The city council met Thursday in a work session to discuss several matters of business. The council could not take any action at the session because it was not a regularly scheduled meeting.
POA Vice-President John Yarborough on Thursday presented the city council a letter from the POA board of directors, saying among other things that Diamondhead's current rate schedule is not in line with other communities on the Gulf Coast.
He also questioned rates with the Diamondhead Water and Sewer District, which is outside the control of the city council.
"This is to advise you of a significant concern that the POA board believes can and will adversely impact our community," Yarborough said. "This concern is in regard to the building permit fees established by the city."
Yarborough said the POA recently researched building fees in several surrounding communities.
The research found that Diamondhead's fees are much higher for building costs.
Based on an evaluation of a $200,000 property, the building permit fee in Diamondhead would be $1,727, the letter said.

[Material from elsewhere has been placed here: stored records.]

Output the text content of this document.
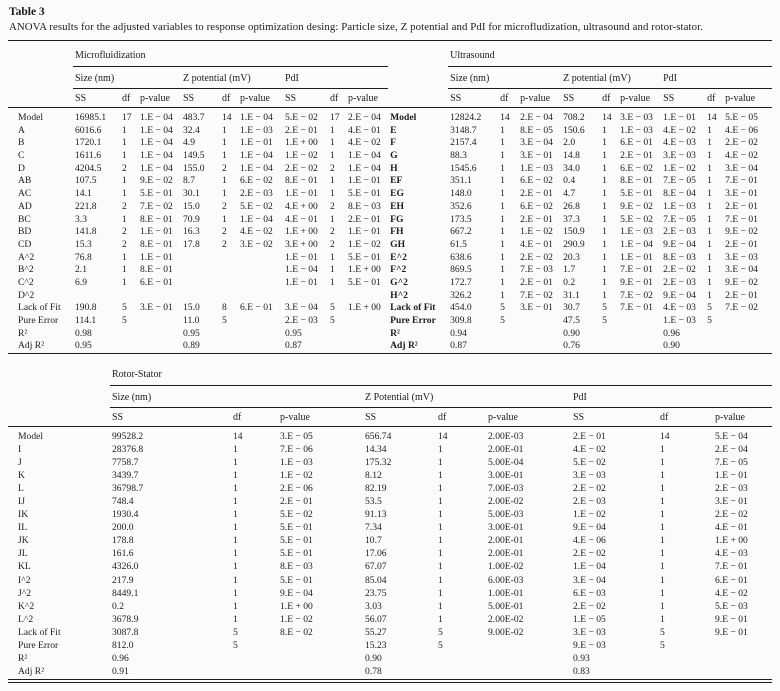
Table 3
ANOVA results for the adjusted variables to response optimization desing: Particle size, Z potential and PdI for microfludization, ultrasound and rotor-stator.
	Microfluidization										Ultrasound								
	Size (nm)			Z potential (mV)			PdI				Size (nm)			Z potential (mV)			PdI		
	SS	df	p-value	SS	df	p-value	SS	df	p-value		SS	df	p-value	SS	df	p-value	SS	df	p-value
Model	16985.1	17	1.E − 04	483.7	14	1.E − 04	5.E − 02	17	2.E − 04	Model	12824.2	14	2.E − 04	708.2	14	3.E − 03	1.E − 01	14	5.E − 05
A	6016.6	1	1.E − 04	32.4	1	1.E − 03	2.E − 01	1	4.E − 01	E	3148.7	1	8.E − 05	150.6	1	1.E − 03	4.E − 02	1	4.E − 06
B	1720.1	1	1.E − 04	4.9	1	1.E − 01	1.E + 00	1	4.E − 02	F	2157.4	1	3.E − 04	2.0	1	6.E − 01	4.E − 03	1	2.E − 02
C	1611.6	1	1.E − 04	149.5	1	1.E − 04	1.E − 02	1	1.E − 04	G	88.3	1	3.E − 01	14.8	1	2.E − 01	3.E − 03	1	4.E − 02
D	4204.5	2	1.E − 04	155.0	2	1.E − 04	2.E − 02	2	1.E − 04	H	1545.6	1	1.E − 03	34.0	1	6.E − 02	1.E − 02	1	3.E − 04
AB	107.5	1	9.E − 02	8.7	1	6.E − 02	8.E − 01	1	1.E − 01	EF	351.1	1	6.E − 02	0.4	1	8.E − 01	7.E − 05	1	7.E − 01
AC	14.1	1	5.E − 01	30.1	1	2.E − 03	1.E − 01	1	5.E − 01	EG	148.0	1	2.E − 01	4.7	1	5.E − 01	8.E − 04	1	3.E − 01
AD	221.8	2	7.E − 02	15.0	2	5.E − 02	4.E + 00	2	8.E − 03	EH	352.6	1	6.E − 02	26.8	1	9.E − 02	1.E − 03	1	2.E − 01
BC	3.3	1	8.E − 01	70.9	1	1.E − 04	4.E − 01	1	2.E − 01	FG	173.5	1	2.E − 01	37.3	1	5.E − 02	7.E − 05	1	7.E − 01
BD	141.8	2	1.E − 01	16.3	2	4.E − 02	1.E + 00	2	1.E − 01	FH	667.2	1	1.E − 02	150.9	1	1.E − 03	2.E − 03	1	9.E − 02
CD	15.3	2	8.E − 01	17.8	2	3.E − 02	3.E + 00	2	1.E − 02	GH	61.5	1	4.E − 01	290.9	1	1.E − 04	9.E − 04	1	2.E − 01
A^2	76.8	1	1.E − 01				1.E − 01	1	5.E − 01	E^2	638.6	1	2.E − 02	20.3	1	1.E − 01	8.E − 03	1	3.E − 03
B^2	2.1	1	8.E − 01				1.E − 04	1	1.E + 00	F^2	869.5	1	7.E − 03	1.7	1	7.E − 01	2.E − 02	1	3.E − 04
C^2	6.9	1	6.E − 01				1.E − 01	1	5.E − 01	G^2	172.7	1	2.E − 01	0.2	1	9.E − 01	2.E − 03	1	9.E − 02
D^2										H^2	326.2	1	7.E − 02	31.1	1	7.E − 02	9.E − 04	1	2.E − 01
Lack of Fit	190.8	5	3.E − 01	15.0	8	6.E − 01	3.E − 04	5	1.E + 00	Lack of Fit	454.0	5	3.E − 01	30.7	5	7.E − 01	4.E − 03	5	7.E − 02
Pure Error	114.1	5		11.0	5		2.E − 03	5		Pure Error	309.8	5		47.5	5		1.E − 03	5	
R²	0.98			0.95			0.95			R²	0.94			0.90			0.96		
Adj R²	0.95			0.89			0.87			Adj R²	0.87			0.76			0.90		
	Rotor-Stator								
	Size (nm)			Z Potential (mV)			PdI		
	SS	df	p-value	SS	df	p-value	SS	df	p-value
Model	99528.2	14	3.E − 05	656.74	14	2.00E-03	2.E − 01	14	5.E − 04
I	28376.8	1	7.E − 06	14.34	1	2.00E-01	4.E − 02	1	2.E − 04
J	7758.7	1	1.E − 03	175.32	1	5.00E-04	5.E − 02	1	7.E − 05
K	3439.7	1	1.E − 02	8.12	1	3.00E-01	3.E − 03	1	1.E − 01
L	36798.7	1	2.E − 06	82.19	1	7.00E-03	2.E − 02	1	2.E − 03
IJ	748.4	1	2.E − 01	53.5	1	2.00E-02	2.E − 03	1	3.E − 01
IK	1930.4	1	5.E − 02	91.13	1	5.00E-03	1.E − 02	1	2.E − 02
IL	200.0	1	5.E − 01	7.34	1	3.00E-01	9.E − 04	1	4.E − 01
JK	178.8	1	5.E − 01	10.7	1	2.00E-01	4.E − 06	1	1.E + 00
JL	161.6	1	5.E − 01	17.06	1	2.00E-01	2.E − 02	1	4.E − 03
KL	4326.0	1	8.E − 03	67.07	1	1.00E-02	1.E − 04	1	7.E − 01
I^2	217.9	1	5.E − 01	85.04	1	6.00E-03	3.E − 04	1	6.E − 01
J^2	8449.1	1	9.E − 04	23.75	1	1.00E-01	6.E − 03	1	4.E − 02
K^2	0.2	1	1.E + 00	3.03	1	5.00E-01	2.E − 02	1	5.E − 03
L^2	3678.9	1	1.E − 02	56.07	1	2.00E-02	1.E − 05	1	9.E − 01
Lack of Fit	3087.8	5	8.E − 02	55.27	5	9.00E-02	3.E − 03	5	9.E − 01
Pure Error	812.0	5		15.23	5		9.E − 03	5	
R²	0.96			0.90			0.93		
Adj R²	0.91			0.78			0.83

In Pass Christian, Gulfport, and Biloxi, the fee would be slightly more than $900 and in Slidell, the fee would only be $361, the letter said.
In addition to higher permit fees, inspection fees in Diamondhead are much higher also, Yarborough said.
Diamondhead has yet to form its own building department. Currently, building issues are being outsourced to local company Carrigee Consulting.
Mayor Chuck Ingraham said the city council is aware of questions regarding the rates and will work to address them.
"We have some concerns," Ingraham said. "We want to make sure that we are not an impediment to development. We want to have our rates in line with what is reasonable."
Councilman Dianne Ackerman said the city council has already begun gathering information and may consider changing the rates.
"We pursued this about three weeks ago," she said. "It is just going to require a little bit of time. If we make a change, it needs to be on solid facts."
City Manager Richard Rose said Friday that the city is looking into commissioning a study to further determine the need for a building department, costs and risk assessments, and other information.
In other business, the council discussed the possibility of creating a "smoke free" ordinance and current rules regarding door-to-door campaigning.
Kim Hart of Mississippi Tobacco Free updated the council on its recent drive to make Diamondhead a smoke free community.
The city has already adopted measures to ban smoking on city property, but the new policy could ban smoking from all businesses and public sites.
Last year, Gulfport enacted a city-wide smoke free ordinance; however, it does allow for special exceptions for some bars and restaurants.
Hart said her group recently held two public forums, but only about 50 people showed up. Her group has also been circulating a petition.
"Most of the comments so far have been for going tobacco free," she said.
Council members did not commit to the idea and said they wanted more public opinion before making a decision.
"We want some more community input," Ingraham said. "We have been getting emails, but I have not received overwhelming comments one way or the other.
Councilman Hank Holcomb said he would like to prepare a draft of the ordinance and ask the public for comments.
One idea is to use the city's website or "e-blast" to circulate information, officials said.
On the question of door-to-door campaigning, Councilman Ernie Knobloch asked if the current rules restricting it apply since the city has incorporated.
When Diamondhead was formed, covenants attached to properties prohibited outside solicitation and door-to-door campaigning.
During the county elections in 2012, a candidate caught going door-to-door was asked to leave Diamondhead, officials said.
Since then, the POA has transferred all of the roads in the city.
City Attorney Bragg Williams said it would be prudent for the city council to look into the matter for the upcoming city elections.
"Perhaps some research should be done," Williams said. "Restricting political speech can come with consequences. We need to be careful."
Knobloch said he did not mind the current rules against door-to-door campaigning.
"My feeling is we should just go with it the way it is," he said.
One member of the audience also chimed in, saying since all of the candidates are Diamondhead residents, than they all have agreed to the covenants.
"They would probably get less votes anyway if they went door-to-door," he said.
The council will meet again on Tuesday at 1 p.m. The council will first convene at the country club and then recess the meeting to go to city hall at 500 Diamondhead Circle.
Ingraham said that it is necessary because of pre-advertised meeting announcements, but after this month, all meetings will be scheduled at city hall.